0

I'm trying to determine whether an unweighted or weighted regression would be more suitable for my data.

I have variables X and Y, both are measured variables but X has very small errors while Y has quite large errors. This is because Y is calculated from an average of 5 measurements - so the error bars are including repeatability of these values from our analytical instrument.

I initially thought weighted regression would work because it would treat data points with smaller errors as more important, giving more weight to Y values with smaller standard deviations (so that data points that were more reproducible by the instrument are more reliable).

However I've been warned against using weighted linear regressions because they are ideal for data that has large errors on both X and Y variables, is this statement true?

I'm also worried about choosing the regression method because I get very different p values from the two regressions. With the weighted regression my p value is <0.001, but with the unweighted regression my p value is ~0.5, which completely changes my interpretation. I'm trying to understand what's causing this much difference in p values with the different regression methods and what regression would be best for my data.

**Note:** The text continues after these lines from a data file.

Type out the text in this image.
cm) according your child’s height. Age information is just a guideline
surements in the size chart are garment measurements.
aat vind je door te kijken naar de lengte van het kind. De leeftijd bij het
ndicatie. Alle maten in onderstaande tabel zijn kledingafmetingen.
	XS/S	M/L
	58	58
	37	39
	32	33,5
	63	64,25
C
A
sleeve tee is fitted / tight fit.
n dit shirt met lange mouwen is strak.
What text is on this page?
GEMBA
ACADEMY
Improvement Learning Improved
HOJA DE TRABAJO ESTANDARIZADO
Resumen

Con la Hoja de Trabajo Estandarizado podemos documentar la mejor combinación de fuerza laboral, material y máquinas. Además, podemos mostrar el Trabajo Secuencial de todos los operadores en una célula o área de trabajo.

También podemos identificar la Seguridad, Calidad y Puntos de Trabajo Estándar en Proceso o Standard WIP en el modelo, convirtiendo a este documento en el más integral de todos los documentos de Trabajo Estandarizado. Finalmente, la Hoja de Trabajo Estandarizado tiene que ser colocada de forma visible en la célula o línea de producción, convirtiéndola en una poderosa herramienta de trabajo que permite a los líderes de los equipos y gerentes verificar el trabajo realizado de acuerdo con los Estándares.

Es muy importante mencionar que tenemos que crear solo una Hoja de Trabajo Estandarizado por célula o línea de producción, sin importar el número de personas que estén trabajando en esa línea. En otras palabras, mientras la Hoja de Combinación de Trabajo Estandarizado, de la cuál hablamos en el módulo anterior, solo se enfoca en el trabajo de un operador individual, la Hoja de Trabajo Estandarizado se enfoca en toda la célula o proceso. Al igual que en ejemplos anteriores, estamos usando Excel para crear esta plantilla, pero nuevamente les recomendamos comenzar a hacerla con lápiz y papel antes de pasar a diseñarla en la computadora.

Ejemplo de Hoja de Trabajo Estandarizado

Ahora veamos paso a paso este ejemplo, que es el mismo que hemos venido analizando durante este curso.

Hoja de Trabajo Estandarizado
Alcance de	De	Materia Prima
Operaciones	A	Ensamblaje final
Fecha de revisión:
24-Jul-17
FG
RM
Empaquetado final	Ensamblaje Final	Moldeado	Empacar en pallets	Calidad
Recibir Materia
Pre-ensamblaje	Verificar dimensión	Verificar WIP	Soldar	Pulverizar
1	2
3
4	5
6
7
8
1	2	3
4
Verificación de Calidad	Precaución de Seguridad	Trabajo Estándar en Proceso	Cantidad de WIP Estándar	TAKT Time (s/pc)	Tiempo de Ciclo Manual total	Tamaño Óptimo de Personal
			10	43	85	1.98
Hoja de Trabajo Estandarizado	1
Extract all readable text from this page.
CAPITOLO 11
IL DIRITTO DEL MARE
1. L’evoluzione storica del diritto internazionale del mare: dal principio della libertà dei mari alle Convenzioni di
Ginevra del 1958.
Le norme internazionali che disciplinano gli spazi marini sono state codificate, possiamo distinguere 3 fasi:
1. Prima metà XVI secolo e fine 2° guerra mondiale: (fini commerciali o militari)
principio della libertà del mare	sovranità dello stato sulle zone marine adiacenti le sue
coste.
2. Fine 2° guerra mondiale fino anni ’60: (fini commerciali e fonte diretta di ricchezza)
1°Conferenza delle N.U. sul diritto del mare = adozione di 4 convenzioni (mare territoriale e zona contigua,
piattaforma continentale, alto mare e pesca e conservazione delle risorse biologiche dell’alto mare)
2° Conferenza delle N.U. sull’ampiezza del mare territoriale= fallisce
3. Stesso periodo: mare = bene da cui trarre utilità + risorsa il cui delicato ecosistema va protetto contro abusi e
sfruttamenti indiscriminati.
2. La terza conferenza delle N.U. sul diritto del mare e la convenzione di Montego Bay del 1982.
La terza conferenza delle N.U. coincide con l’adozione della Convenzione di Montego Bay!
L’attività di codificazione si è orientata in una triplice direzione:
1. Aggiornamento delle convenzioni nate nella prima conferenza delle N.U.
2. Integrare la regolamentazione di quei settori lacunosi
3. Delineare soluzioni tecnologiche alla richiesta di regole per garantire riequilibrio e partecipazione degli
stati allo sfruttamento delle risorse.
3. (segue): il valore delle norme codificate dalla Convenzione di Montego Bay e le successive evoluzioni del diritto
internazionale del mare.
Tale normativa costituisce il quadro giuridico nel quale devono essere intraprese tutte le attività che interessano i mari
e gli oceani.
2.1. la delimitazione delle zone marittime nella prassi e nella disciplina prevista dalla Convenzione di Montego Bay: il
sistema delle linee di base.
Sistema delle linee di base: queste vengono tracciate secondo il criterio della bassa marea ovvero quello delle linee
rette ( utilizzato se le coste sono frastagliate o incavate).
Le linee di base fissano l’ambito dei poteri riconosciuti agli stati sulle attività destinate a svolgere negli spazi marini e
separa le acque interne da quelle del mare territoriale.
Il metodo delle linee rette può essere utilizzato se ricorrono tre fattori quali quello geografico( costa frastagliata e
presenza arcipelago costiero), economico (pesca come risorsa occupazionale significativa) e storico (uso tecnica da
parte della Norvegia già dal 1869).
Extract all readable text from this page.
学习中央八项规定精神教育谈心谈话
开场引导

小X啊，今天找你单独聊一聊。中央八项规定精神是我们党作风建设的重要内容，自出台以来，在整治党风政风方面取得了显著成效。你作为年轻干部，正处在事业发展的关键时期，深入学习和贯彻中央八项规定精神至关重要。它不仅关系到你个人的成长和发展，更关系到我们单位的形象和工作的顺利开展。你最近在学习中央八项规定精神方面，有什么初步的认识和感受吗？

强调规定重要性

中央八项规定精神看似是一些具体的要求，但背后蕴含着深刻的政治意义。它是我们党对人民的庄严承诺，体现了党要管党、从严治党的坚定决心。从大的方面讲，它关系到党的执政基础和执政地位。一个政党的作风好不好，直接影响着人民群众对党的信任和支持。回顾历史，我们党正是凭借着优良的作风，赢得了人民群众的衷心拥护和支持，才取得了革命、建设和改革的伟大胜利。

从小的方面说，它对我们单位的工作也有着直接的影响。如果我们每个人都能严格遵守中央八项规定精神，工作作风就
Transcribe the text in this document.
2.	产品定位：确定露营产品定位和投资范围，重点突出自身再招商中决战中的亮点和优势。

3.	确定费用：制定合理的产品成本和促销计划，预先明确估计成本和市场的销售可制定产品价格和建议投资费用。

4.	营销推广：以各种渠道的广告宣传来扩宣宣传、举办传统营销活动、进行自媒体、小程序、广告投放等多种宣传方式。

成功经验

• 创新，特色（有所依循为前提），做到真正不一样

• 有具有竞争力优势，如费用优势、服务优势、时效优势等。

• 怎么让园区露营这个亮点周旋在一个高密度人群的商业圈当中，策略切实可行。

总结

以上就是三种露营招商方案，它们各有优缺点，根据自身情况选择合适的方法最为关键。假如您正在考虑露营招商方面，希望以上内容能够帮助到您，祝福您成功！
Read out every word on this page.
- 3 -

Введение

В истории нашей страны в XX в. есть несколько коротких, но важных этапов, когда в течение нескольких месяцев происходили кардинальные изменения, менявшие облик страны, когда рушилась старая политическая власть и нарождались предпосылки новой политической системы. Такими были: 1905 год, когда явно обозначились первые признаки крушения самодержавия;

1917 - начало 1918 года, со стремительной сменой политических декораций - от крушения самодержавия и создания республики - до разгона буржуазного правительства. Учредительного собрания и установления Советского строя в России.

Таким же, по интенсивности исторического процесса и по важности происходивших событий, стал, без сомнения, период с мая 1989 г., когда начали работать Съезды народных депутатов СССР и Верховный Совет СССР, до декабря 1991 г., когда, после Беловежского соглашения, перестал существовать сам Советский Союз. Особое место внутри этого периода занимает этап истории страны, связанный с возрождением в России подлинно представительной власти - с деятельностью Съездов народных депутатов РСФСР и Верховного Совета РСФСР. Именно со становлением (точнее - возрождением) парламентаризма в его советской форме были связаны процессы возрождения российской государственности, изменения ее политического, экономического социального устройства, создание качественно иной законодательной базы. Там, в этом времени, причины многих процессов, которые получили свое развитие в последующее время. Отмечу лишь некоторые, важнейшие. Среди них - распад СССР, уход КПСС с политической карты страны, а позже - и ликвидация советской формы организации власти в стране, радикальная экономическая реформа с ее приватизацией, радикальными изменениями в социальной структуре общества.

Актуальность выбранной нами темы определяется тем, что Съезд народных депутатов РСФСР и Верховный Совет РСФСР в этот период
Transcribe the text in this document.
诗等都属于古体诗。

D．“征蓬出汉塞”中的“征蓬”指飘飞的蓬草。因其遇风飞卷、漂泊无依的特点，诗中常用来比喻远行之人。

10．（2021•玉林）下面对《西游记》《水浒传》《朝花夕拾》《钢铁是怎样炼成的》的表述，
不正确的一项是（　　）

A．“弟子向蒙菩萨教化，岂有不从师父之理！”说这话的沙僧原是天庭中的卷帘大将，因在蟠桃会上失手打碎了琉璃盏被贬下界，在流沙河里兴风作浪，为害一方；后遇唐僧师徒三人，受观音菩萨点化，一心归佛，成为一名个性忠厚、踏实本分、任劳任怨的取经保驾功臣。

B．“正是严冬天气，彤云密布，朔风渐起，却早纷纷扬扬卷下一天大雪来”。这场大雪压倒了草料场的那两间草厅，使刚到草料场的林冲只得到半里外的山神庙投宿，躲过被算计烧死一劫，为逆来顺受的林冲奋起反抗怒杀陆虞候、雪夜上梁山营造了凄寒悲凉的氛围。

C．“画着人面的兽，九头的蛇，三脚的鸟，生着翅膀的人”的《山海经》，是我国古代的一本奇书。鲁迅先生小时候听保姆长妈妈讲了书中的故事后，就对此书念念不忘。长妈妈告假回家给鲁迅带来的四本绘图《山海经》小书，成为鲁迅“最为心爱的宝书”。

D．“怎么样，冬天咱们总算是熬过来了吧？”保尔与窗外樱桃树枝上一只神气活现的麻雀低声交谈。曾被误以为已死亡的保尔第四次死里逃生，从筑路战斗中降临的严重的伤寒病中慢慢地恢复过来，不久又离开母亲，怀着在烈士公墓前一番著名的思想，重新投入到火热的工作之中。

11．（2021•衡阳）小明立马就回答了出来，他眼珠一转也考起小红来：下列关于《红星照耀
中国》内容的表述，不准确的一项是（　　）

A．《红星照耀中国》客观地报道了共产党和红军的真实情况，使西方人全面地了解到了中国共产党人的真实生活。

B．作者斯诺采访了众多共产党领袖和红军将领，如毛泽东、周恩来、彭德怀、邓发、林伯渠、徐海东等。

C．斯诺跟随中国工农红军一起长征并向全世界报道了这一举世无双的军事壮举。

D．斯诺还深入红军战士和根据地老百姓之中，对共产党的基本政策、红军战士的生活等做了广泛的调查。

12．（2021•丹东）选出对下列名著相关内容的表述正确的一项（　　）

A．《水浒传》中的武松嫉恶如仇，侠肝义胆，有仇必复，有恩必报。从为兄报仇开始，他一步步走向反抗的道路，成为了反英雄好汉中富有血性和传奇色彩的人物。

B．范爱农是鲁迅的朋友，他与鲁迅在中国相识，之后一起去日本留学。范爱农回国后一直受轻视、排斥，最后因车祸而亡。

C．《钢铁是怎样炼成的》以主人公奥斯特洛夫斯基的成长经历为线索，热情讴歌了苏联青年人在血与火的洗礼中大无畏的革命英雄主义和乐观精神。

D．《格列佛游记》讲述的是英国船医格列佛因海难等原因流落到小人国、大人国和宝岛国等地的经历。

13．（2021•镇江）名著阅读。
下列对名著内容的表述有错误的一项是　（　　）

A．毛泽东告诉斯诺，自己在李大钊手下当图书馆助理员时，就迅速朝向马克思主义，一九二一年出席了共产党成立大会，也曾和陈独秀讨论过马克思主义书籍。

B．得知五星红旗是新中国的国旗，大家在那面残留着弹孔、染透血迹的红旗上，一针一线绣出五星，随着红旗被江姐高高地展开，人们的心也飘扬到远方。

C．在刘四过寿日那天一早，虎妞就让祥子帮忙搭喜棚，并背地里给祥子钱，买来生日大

Any insight would be appreciated!

StasK
  • 31,547
  • 2
  • 92
  • 179
Jen
  • 143
  • I would not consider your Y variable with larger error, because you repeated the measurement 5 times. – Sextus Empiricus Mar 29 '18 at 19:44
  • The weighted regression might perform 'better' (lower significance). However, I imagine that this fit is dominated by a few 'accurate' high weight points (in only a part of the entire domain of X). So the result should not be generalized over the entire domain of your measurement for X. This would be sort of extrapolation. – Sextus Empiricus Mar 29 '18 at 19:48
  • @MartijnWeterings Initially the idea of repeating measurement was to test how reproducible my data was. That's why I'm wondering, if low standard deviations across 5 measurements of a same sample result in more 'accurate' data points, would it be acceptable to treat them with more 'weight'. What did you mean by "generalized over the entire domain"? Sorry, I'm not super familiar with regression methods. – Jen Mar 29 '18 at 20:16
  • You could indeed use the repeated measurements to find out the measurement error in the Y variable and how it varies for different values of Y, but you compare it with X. You say "...X has very small errors while Y has quite large errors. This is because* Y is calculated from an average of 5 measurements ...."*
  • – Sextus Empiricus Mar 29 '18 at 21:28
  • In some cases you might consider the lower weight of points as 'ignoring the points' like when you remove outliers (but less severe). If the lower weight points are all at the same side, mostly for very high or very low values, then you should regard your regression line as not being very representative for that region, even when you got some points measured there and included (they are however only low weight).
  • – Sextus Empiricus Mar 29 '18 at 21:35